La trama è veloce, nelle fasi iniziali va dritta al sodo, senza tanti dilungamenti inutili, e alterna diversi registri nel corso della stessa puntata, dal comico-demenziale al romantico, arrivando anche a fare sarcasmo sulla società iper-competitiva giapponese.
Interessante poi il fatto che il titolo sia appositamente ambiguo, in quanto inizialmente i “lui e lei” del titolo tendiamo a pensare siano i due protagonisti (Arima e Yukino), mentre non è esattamente così: il cartone animato è infatti più corale di quello che si possa pensare, ci sono tante puntate incentrate su personaggi secondari e i loro piccoli-grandi problemi personali o relazionali, storie tutte a mio avviso sviluppate molto bene, con un preciso perché, non mi hanno mai dato la sensazione di filler. Insomma, è una serie sulle relazioni tra vari “lui” e varie “lei”, che si intersecano a vicenda.

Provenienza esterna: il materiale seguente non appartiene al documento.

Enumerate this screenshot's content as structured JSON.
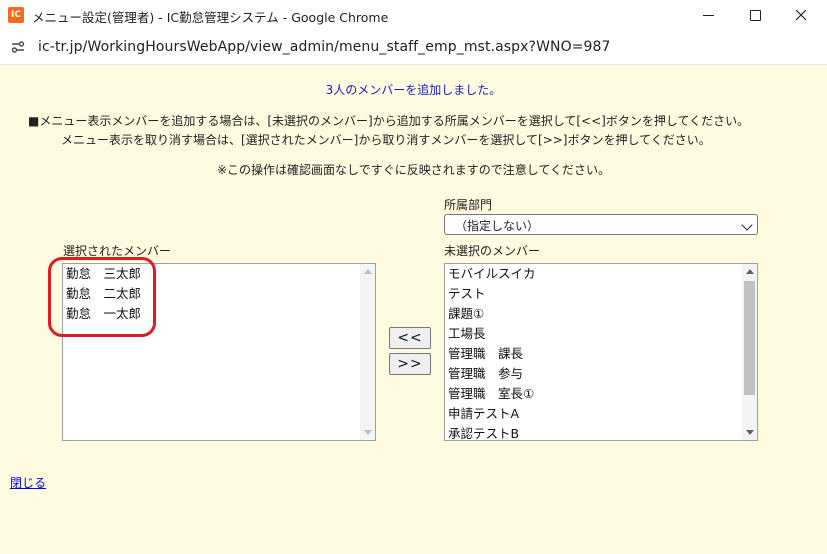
{
  "window": {
    "title": "メニュー設定(管理者) - IC勤怠管理システム - Google Chrome",
    "icon_text": "IC",
    "url": "ic-tr.jp/WorkingHoursWebApp/view_admin/menu_staff_emp_mst.aspx?WNO=987"
  },
  "page": {
    "message": "3人のメンバーを追加しました。",
    "instruction_1": "■メニュー表示メンバーを追加する場合は、[未選択のメンバー]から追加する所属メンバーを選択して[<<]ボタンを押してください。",
    "instruction_2": "メニュー表示を取り消す場合は、[選択されたメンバー]から取り消すメンバーを選択して[>>]ボタンを押してください。",
    "note": "※この操作は確認画面なしですぐに反映されますので注意してください。",
    "dept_label": "所属部門",
    "dept_selected": "（指定しない）",
    "selected_label": "選択されたメンバー",
    "unselected_label": "未選択のメンバー",
    "add_button": "<<",
    "remove_button": ">>",
    "close_link": "閉じる"
  },
  "selected_members": [
    "勤怠　三太郎",
    "勤怠　二太郎",
    "勤怠　一太郎"
  ],
  "unselected_members": [
    "モバイルスイカ",
    "テスト",
    "課題①",
    "工場長",
    "管理職　課長",
    "管理職　参与",
    "管理職　室長①",
    "申請テストA",
    "承認テストB"
  ],
  "colors": {
    "highlight": "#e01b24",
    "message": "#1a1acc",
    "background": "#fffbe0"
  }
}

Ma allora, qual è il problema? È che, superata una prima fase, cominciamo ad assistere a un decadimento delle animazioni che solo parzialmente può essere giustificato da una scelta stilistica: ci sono episodi in cui praticamente ci sono solo fermi immagine o tavole con disegni giusto abbozzati e manco colorati. Inoltre, la cosa più fastidiosa sono i continui riepiloghi: non solo ci sono intere puntate (più di una) dedicate al riepilogo della storia fino a quel punto (cosa che, ok, era un po’ una moda anni ’90), ma da una certa fase in avanti praticamente in ogni episodio dobbiamo sorbirci i primi due/tre/cinque minuti dedicati all’ennesimo riepilogo della storia fino a quel punto, una cosa ossessiva, snervante e insopportabile. A volte cercano di farlo in modo originale, fantasioso, ma alla fine sempre quello è: ripetere di nuovo le stesse cose riepilogate già mille volte e che ormai conosciamo quasi a memoria. Poi, quando parte la storia, ha sempre i suoi momenti, e li ho trovati interessanti, ma il dato di fatto è che alla fine della serie si arriva a fatica, quasi tentati dal drop.

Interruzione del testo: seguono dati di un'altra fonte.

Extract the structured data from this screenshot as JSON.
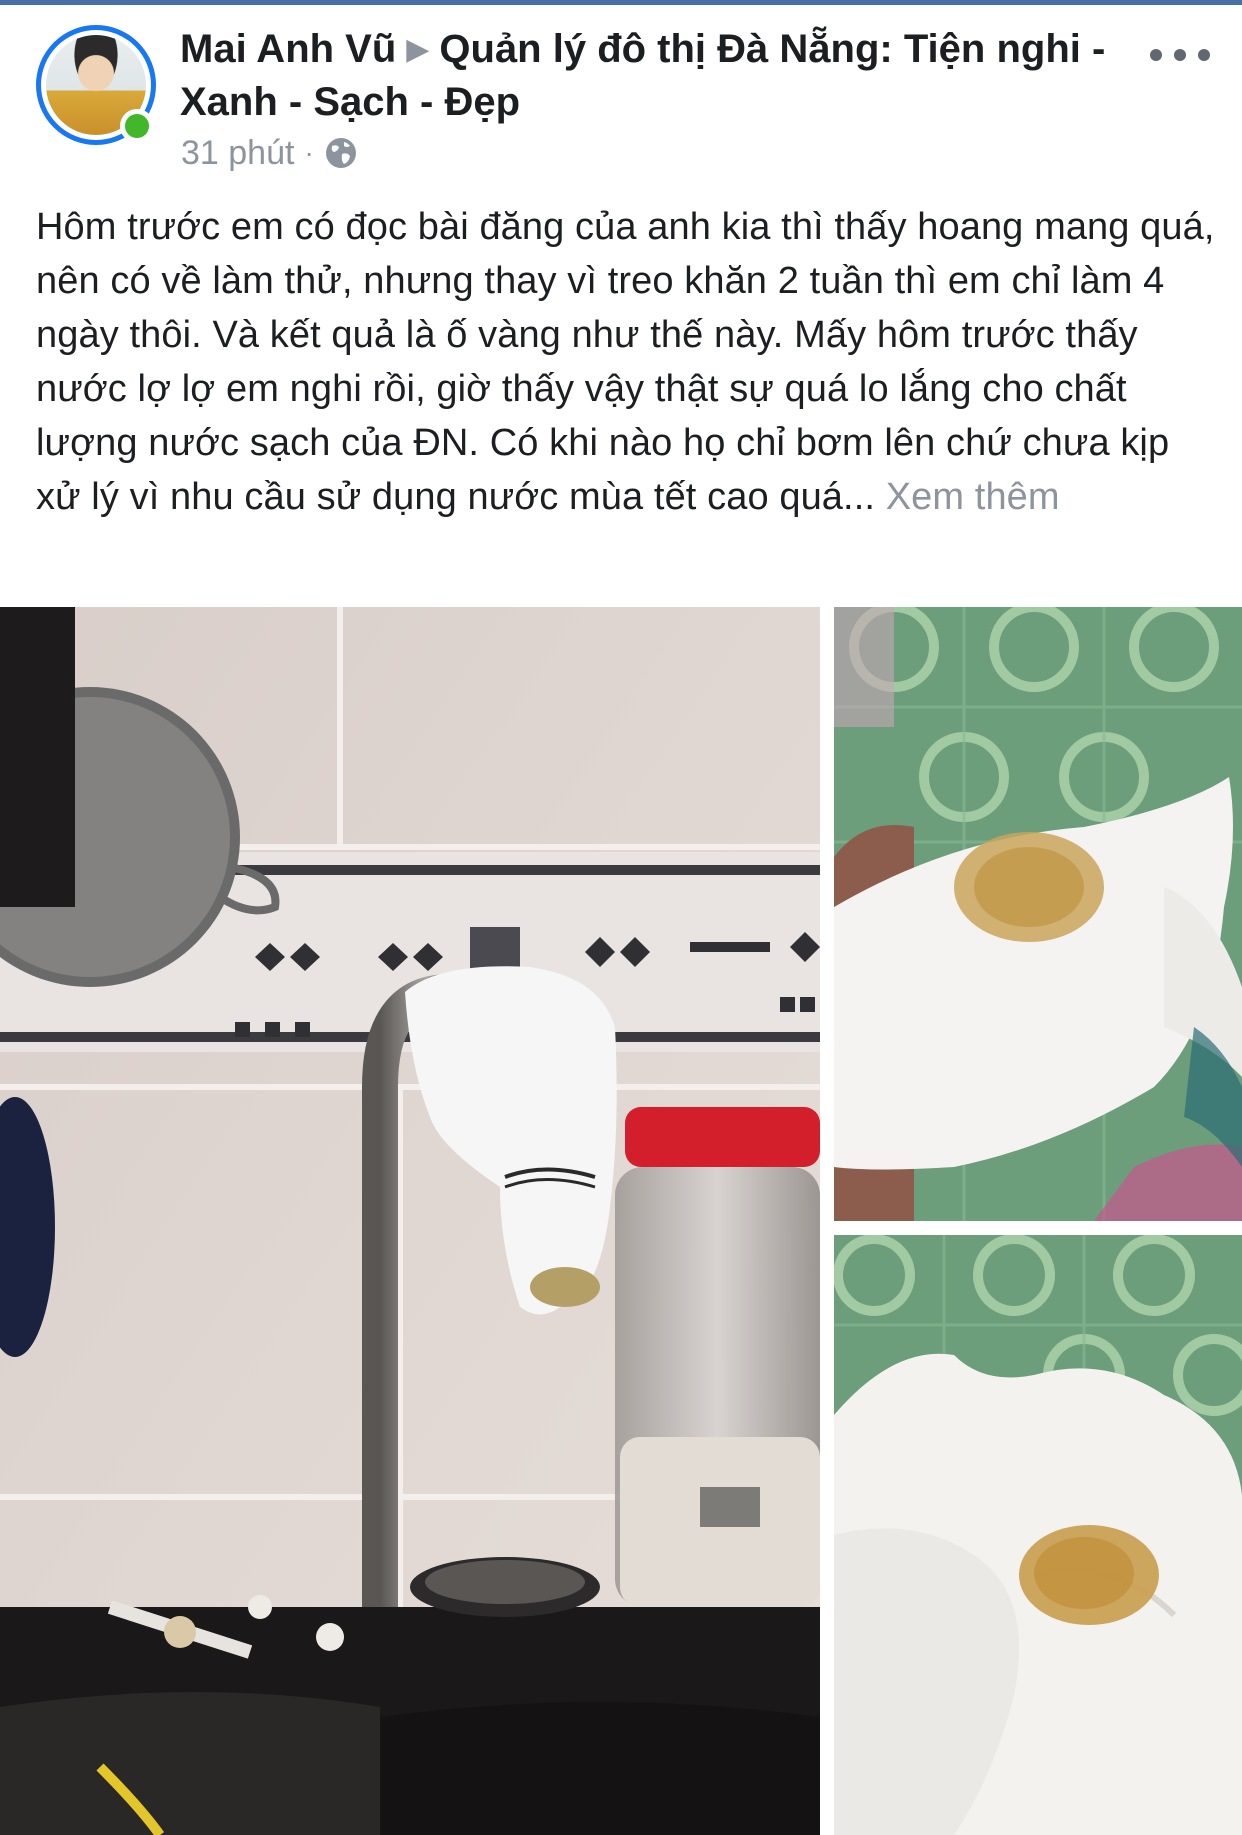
{
  "post": {
    "author": "Mai Anh Vũ",
    "arrow": "▶",
    "group": "Quản lý đô thị Đà Nẵng: Tiện nghi - Xanh - Sạch - Đẹp",
    "time": "31 phút",
    "separator": "·",
    "privacy_icon": "globe-icon",
    "more_icon": "more-options-icon",
    "body": "Hôm trước em có đọc bài đăng của anh kia thì thấy hoang mang quá, nên có về làm thử, nhưng thay vì treo khăn 2 tuần thì em chỉ làm 4 ngày thôi. Và kết quả là ố vàng như thế này. Mấy hôm trước thấy nước lợ lợ em nghi rồi, giờ thấy vậy thật sự quá lo lắng cho chất lượng nước sạch của ĐN. Có khi nào họ chỉ bơm lên chứ chưa kịp xử lý vì nhu cầu sử dụng nước mùa tết cao quá...",
    "see_more": "Xem thêm"
  },
  "photos": [
    {
      "name": "faucet-with-cloth-photo"
    },
    {
      "name": "stained-cloth-photo-1"
    },
    {
      "name": "stained-cloth-photo-2"
    }
  ],
  "colors": {
    "accent": "#1877f2",
    "online": "#42b72a",
    "muted": "#8d949e",
    "text": "#1c1e21"
  }
}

Tuttavia, non riesco a fargliene una colpa, perché è assolutamente evidente che tutto questo non fosse voluto. Lo avevo capito benissimo già mentre la guardavo che questa serie doveva avere avuto grossi problemi di produzione e che i continui riepiloghi, ricicli di animazioni, inquadrature fisse e via dicendo erano un modo per cercare di sbarcare il lunario, portare faticosamente avanti la storia con i pochi mezzi che erano rimasti. Mi sono poi documentato e ho avuto conferma: in pratica, hanno avuto seri problemi di budget, e inoltre il regista Anno ha avuto forti contrasti con l’autrice del manga, che non era contenta della trasposizione, per cui ha lasciato la regia dopo l’episodio 18 (e infatti si nota molto la differenza). Chi rimase portò avanti il lavoro per come poteva, per poi interromperlo del tutto all’episodio 26.

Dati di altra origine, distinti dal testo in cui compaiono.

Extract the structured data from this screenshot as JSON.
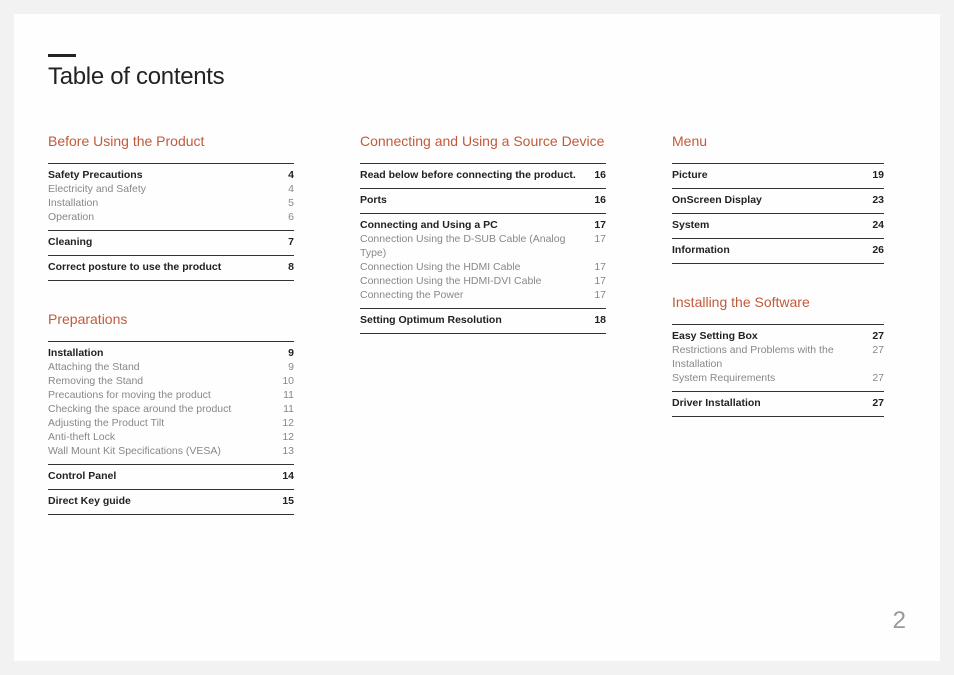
{
  "title": "Table of contents",
  "page_number": "2",
  "columns": [
    [
      {
        "heading": "Before Using the Product",
        "groups": [
          [
            {
              "bold": true,
              "label": "Safety Precautions",
              "page": "4"
            },
            {
              "bold": false,
              "label": "Electricity and Safety",
              "page": "4"
            },
            {
              "bold": false,
              "label": "Installation",
              "page": "5"
            },
            {
              "bold": false,
              "label": "Operation",
              "page": "6"
            }
          ],
          [
            {
              "bold": true,
              "label": "Cleaning",
              "page": "7"
            }
          ],
          [
            {
              "bold": true,
              "label": "Correct posture to use the product",
              "page": "8"
            }
          ]
        ]
      },
      {
        "heading": "Preparations",
        "groups": [
          [
            {
              "bold": true,
              "label": "Installation",
              "page": "9"
            },
            {
              "bold": false,
              "label": "Attaching the Stand",
              "page": "9"
            },
            {
              "bold": false,
              "label": "Removing the Stand",
              "page": "10"
            },
            {
              "bold": false,
              "label": "Precautions for moving the product",
              "page": "11"
            },
            {
              "bold": false,
              "label": "Checking the space around the product",
              "page": "11"
            },
            {
              "bold": false,
              "label": "Adjusting the Product Tilt",
              "page": "12"
            },
            {
              "bold": false,
              "label": "Anti-theft Lock",
              "page": "12"
            },
            {
              "bold": false,
              "label": "Wall Mount Kit Specifications (VESA)",
              "page": "13"
            }
          ],
          [
            {
              "bold": true,
              "label": "Control Panel",
              "page": "14"
            }
          ],
          [
            {
              "bold": true,
              "label": "Direct Key guide",
              "page": "15"
            }
          ]
        ]
      }
    ],
    [
      {
        "heading": "Connecting and Using a Source Device",
        "groups": [
          [
            {
              "bold": true,
              "label": "Read below before connecting the product.",
              "page": "16"
            }
          ],
          [
            {
              "bold": true,
              "label": "Ports",
              "page": "16"
            }
          ],
          [
            {
              "bold": true,
              "label": "Connecting and Using a PC",
              "page": "17"
            },
            {
              "bold": false,
              "label": "Connection Using the D-SUB Cable (Analog Type)",
              "page": "17"
            },
            {
              "bold": false,
              "label": "Connection Using the HDMI Cable",
              "page": "17"
            },
            {
              "bold": false,
              "label": "Connection Using the HDMI-DVI Cable",
              "page": "17"
            },
            {
              "bold": false,
              "label": "Connecting the Power",
              "page": "17"
            }
          ],
          [
            {
              "bold": true,
              "label": "Setting Optimum Resolution",
              "page": "18"
            }
          ]
        ]
      }
    ],
    [
      {
        "heading": "Menu",
        "groups": [
          [
            {
              "bold": true,
              "label": "Picture",
              "page": "19"
            }
          ],
          [
            {
              "bold": true,
              "label": "OnScreen Display",
              "page": "23"
            }
          ],
          [
            {
              "bold": true,
              "label": "System",
              "page": "24"
            }
          ],
          [
            {
              "bold": true,
              "label": "Information",
              "page": "26"
            }
          ]
        ]
      },
      {
        "heading": "Installing the Software",
        "groups": [
          [
            {
              "bold": true,
              "label": "Easy Setting Box",
              "page": "27"
            },
            {
              "bold": false,
              "label": "Restrictions and Problems with the Installation",
              "page": "27"
            },
            {
              "bold": false,
              "label": "System Requirements",
              "page": "27"
            }
          ],
          [
            {
              "bold": true,
              "label": "Driver Installation",
              "page": "27"
            }
          ]
        ]
      }
    ]
  ]
}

Come prodotto è quindi incompleto, da un certo punto in poi chiaramente raffazzonato, e non ha un finale. Capisco che per i neofiti sembri un po’ assurda come cosa, in quanto oggi una serie la fanno appositamente a stagioni di dodici/tredici episodi ciascuna, la si prepara in anticipo in modo da dare comunque un senso compiuto all’arco narrativo, e se (e solo se) il riscontro c’è stato e ci sono soldi per farne una nuova, si crea una nuova stagione da dodici. Pertanto, difficilmente ci troviamo davanti a opere lasciate palesemente a metà come questa. Ma una volta non era così, si cominciavano le serie e si navigava a vista, e a volte capitava che qualcosa andasse storto.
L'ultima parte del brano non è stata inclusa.